Berntsen, D., & Rubin, D. C. (2006). The centrality of event scale: A measure of integrating a trauma into one's identity and its relation to post-traumatic stress disorder symptoms. Behaviour Research and Therapy, 44(2), 219-231.

Bower, G. H. (1981). Mood and memory. American Psychologist, 36(2), 129.

Dalgleish, T., Navrady, L., Bird, E., Hill, E., Dunn, B. D., & Golden, A. M. (2013). Method-of-loci as a mnemonic device to facilitate access to self-affirming personal memories for individuals with depression. Clinical Psychological Science, 1(2), 156-162.

Dalgleish, T., & Werner-Seidler, A. (2014). Disruptions in autobiographical memory processing in depression and the emergence of memory therapeutics. Trends in Cognitive Sciences, 18(11), 596-604.

Grace, L., Dewhurst, S. A., & Anderson, R. J. (2021). The effect of dysphoria on the relationship between autobiographical memories and the self. Cognition and Emotion, 35(1), 71-83.

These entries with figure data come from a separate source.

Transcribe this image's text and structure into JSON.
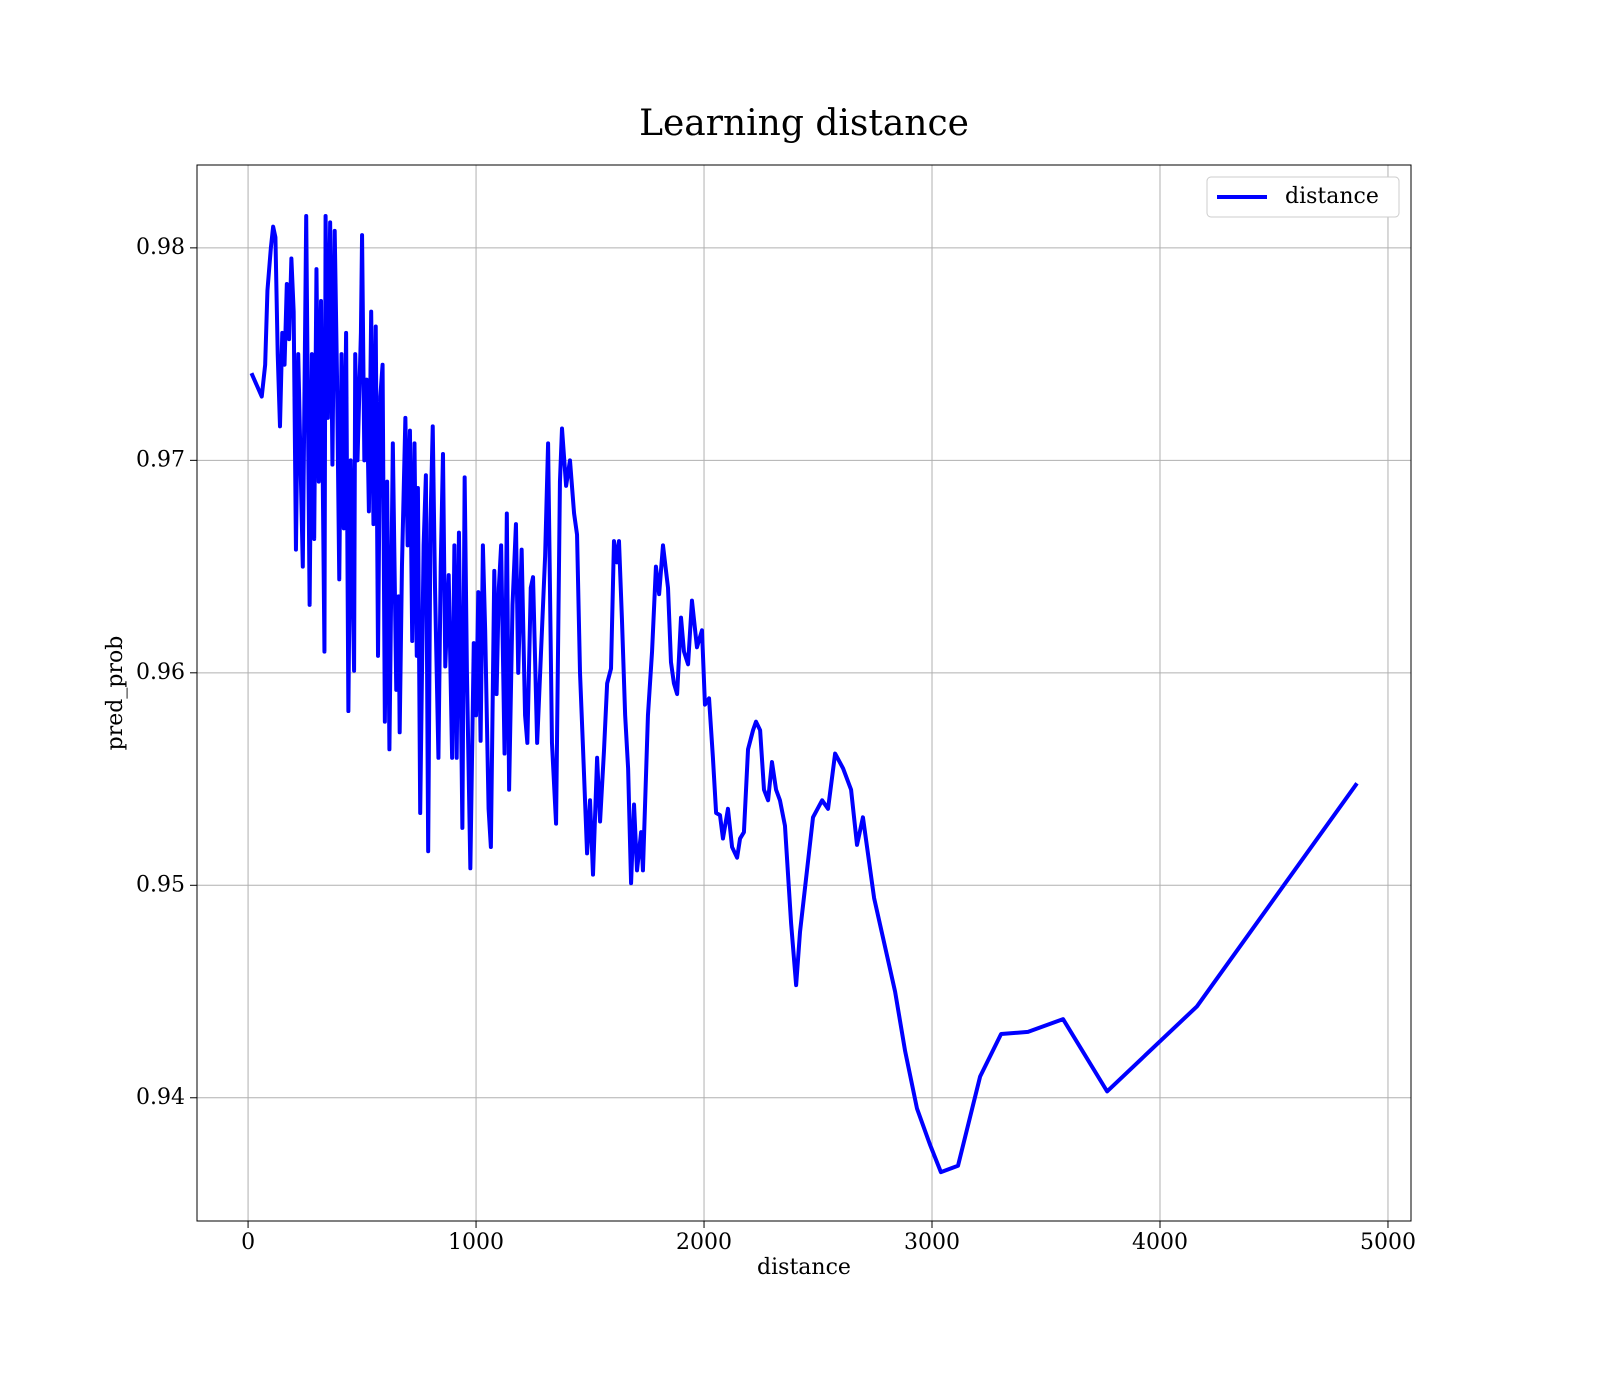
{
  "chart_data": {
    "type": "line",
    "title": "Learning distance",
    "xlabel": "distance",
    "ylabel": "pred_prob",
    "x": [
      15,
      60,
      75,
      85,
      100,
      110,
      120,
      130,
      140,
      150,
      160,
      170,
      180,
      190,
      200,
      210,
      220,
      230,
      240,
      255,
      270,
      280,
      290,
      300,
      310,
      320,
      335,
      340,
      350,
      360,
      370,
      380,
      390,
      400,
      410,
      420,
      430,
      440,
      450,
      465,
      470,
      480,
      495,
      500,
      510,
      520,
      530,
      540,
      550,
      560,
      570,
      580,
      590,
      600,
      610,
      620,
      635,
      650,
      660,
      665,
      675,
      690,
      700,
      710,
      720,
      730,
      740,
      745,
      755,
      770,
      780,
      790,
      800,
      810,
      820,
      835,
      845,
      855,
      865,
      880,
      895,
      905,
      915,
      925,
      940,
      950,
      960,
      975,
      990,
      1000,
      1010,
      1020,
      1030,
      1040,
      1055,
      1065,
      1080,
      1090,
      1100,
      1110,
      1125,
      1135,
      1145,
      1160,
      1175,
      1185,
      1200,
      1215,
      1225,
      1240,
      1250,
      1268,
      1303,
      1316,
      1333,
      1351,
      1368,
      1377,
      1395,
      1412,
      1430,
      1443,
      1456,
      1469,
      1487,
      1500,
      1513,
      1531,
      1544,
      1561,
      1575,
      1592,
      1605,
      1618,
      1627,
      1640,
      1654,
      1667,
      1680,
      1693,
      1706,
      1724,
      1732,
      1754,
      1772,
      1789,
      1803,
      1820,
      1842,
      1855,
      1868,
      1882,
      1899,
      1912,
      1930,
      1947,
      1969,
      1991,
      2004,
      2022,
      2039,
      2053,
      2070,
      2083,
      2105,
      2123,
      2145,
      2158,
      2175,
      2193,
      2215,
      2228,
      2246,
      2263,
      2281,
      2298,
      2316,
      2333,
      2355,
      2382,
      2404,
      2421,
      2478,
      2518,
      2544,
      2575,
      2610,
      2645,
      2671,
      2697,
      2746,
      2838,
      2882,
      2934,
      2991,
      3039,
      3114,
      3211,
      3303,
      3421,
      3575,
      3768,
      4162,
      4864
    ],
    "series": [
      {
        "name": "distance",
        "color": "#0000ff",
        "values": [
          0.9741,
          0.973,
          0.9745,
          0.978,
          0.98,
          0.981,
          0.9805,
          0.975,
          0.9716,
          0.976,
          0.9745,
          0.9783,
          0.9757,
          0.9795,
          0.977,
          0.9658,
          0.975,
          0.97,
          0.965,
          0.9815,
          0.9632,
          0.975,
          0.9663,
          0.979,
          0.969,
          0.9775,
          0.961,
          0.9815,
          0.972,
          0.9812,
          0.9698,
          0.9808,
          0.974,
          0.9644,
          0.975,
          0.9668,
          0.976,
          0.9582,
          0.97,
          0.9601,
          0.975,
          0.97,
          0.976,
          0.9806,
          0.97,
          0.9738,
          0.9676,
          0.977,
          0.967,
          0.9763,
          0.9608,
          0.973,
          0.9745,
          0.9577,
          0.969,
          0.9564,
          0.9708,
          0.9592,
          0.9636,
          0.9572,
          0.965,
          0.972,
          0.966,
          0.9714,
          0.9615,
          0.9708,
          0.9608,
          0.9687,
          0.9534,
          0.966,
          0.9693,
          0.9516,
          0.967,
          0.9716,
          0.964,
          0.956,
          0.965,
          0.9703,
          0.9603,
          0.9646,
          0.956,
          0.966,
          0.956,
          0.9666,
          0.9527,
          0.9692,
          0.96,
          0.9508,
          0.9614,
          0.958,
          0.9638,
          0.9568,
          0.966,
          0.962,
          0.9536,
          0.9518,
          0.9648,
          0.959,
          0.964,
          0.966,
          0.9562,
          0.9675,
          0.9545,
          0.9632,
          0.967,
          0.96,
          0.9658,
          0.958,
          0.9567,
          0.964,
          0.9645,
          0.9567,
          0.9655,
          0.9708,
          0.9567,
          0.9529,
          0.969,
          0.9715,
          0.9688,
          0.97,
          0.9675,
          0.9665,
          0.96,
          0.9565,
          0.9515,
          0.954,
          0.9505,
          0.956,
          0.953,
          0.9563,
          0.9595,
          0.9602,
          0.9662,
          0.9652,
          0.9662,
          0.9625,
          0.958,
          0.9555,
          0.9501,
          0.9538,
          0.9507,
          0.9525,
          0.9507,
          0.958,
          0.961,
          0.965,
          0.9637,
          0.966,
          0.964,
          0.9605,
          0.9595,
          0.959,
          0.9626,
          0.961,
          0.9604,
          0.9634,
          0.9612,
          0.962,
          0.9585,
          0.9588,
          0.956,
          0.9534,
          0.9533,
          0.9522,
          0.9536,
          0.9518,
          0.9513,
          0.9522,
          0.9525,
          0.9564,
          0.9573,
          0.9577,
          0.9573,
          0.9545,
          0.954,
          0.9558,
          0.9545,
          0.954,
          0.9528,
          0.9482,
          0.9453,
          0.9478,
          0.9532,
          0.954,
          0.9536,
          0.9562,
          0.9555,
          0.9545,
          0.9519,
          0.9532,
          0.9494,
          0.945,
          0.9422,
          0.9395,
          0.9378,
          0.9365,
          0.9368,
          0.941,
          0.943,
          0.9431,
          0.9437,
          0.9403,
          0.9443,
          0.9548
        ]
      }
    ],
    "xlim": [
      -224,
      5101
    ],
    "xticks": [
      0,
      1000,
      2000,
      3000,
      4000,
      5000
    ],
    "ylim": [
      0.9342,
      0.9839
    ],
    "yticks": [
      0.94,
      0.95,
      0.96,
      0.97,
      0.98
    ],
    "grid": true,
    "legend": "upper right"
  }
}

Papageorgiou, C., & Wells, A. (2001). Metacognitive beliefs about rumination in recurrent major depression. Cognitive and Behavioral Practice, 8(2), 160-164.

Starr, S., & Moulds, M. L. (2006). The role of negative interpretations of intrusive memories in depression. Journal of Affective Disorders, 93(1-3), 125-132.

Wheatley, J., Brewin, C. R., Patel, T., Hackmann, A., Wells, A., Fisher, P., & Myers, S. (2007). “I’ll believe it when I can see it”: Imagery rescripting of intrusive sensory memories in depression. Journal of Behavior Therapy and Experimental Psychiatry, 38(4), 371-385.

Zaragoza Scherman, A., Salgado, S., Shao, Z., & Berntsen, D. (2020). Younger adults report more distress and less well‐being: A cross‐cultural study of event centrality, depression, post‐traumatic stress disorder and life satisfaction. Applied Cognitive Psychology, 34(5), 1180-1196.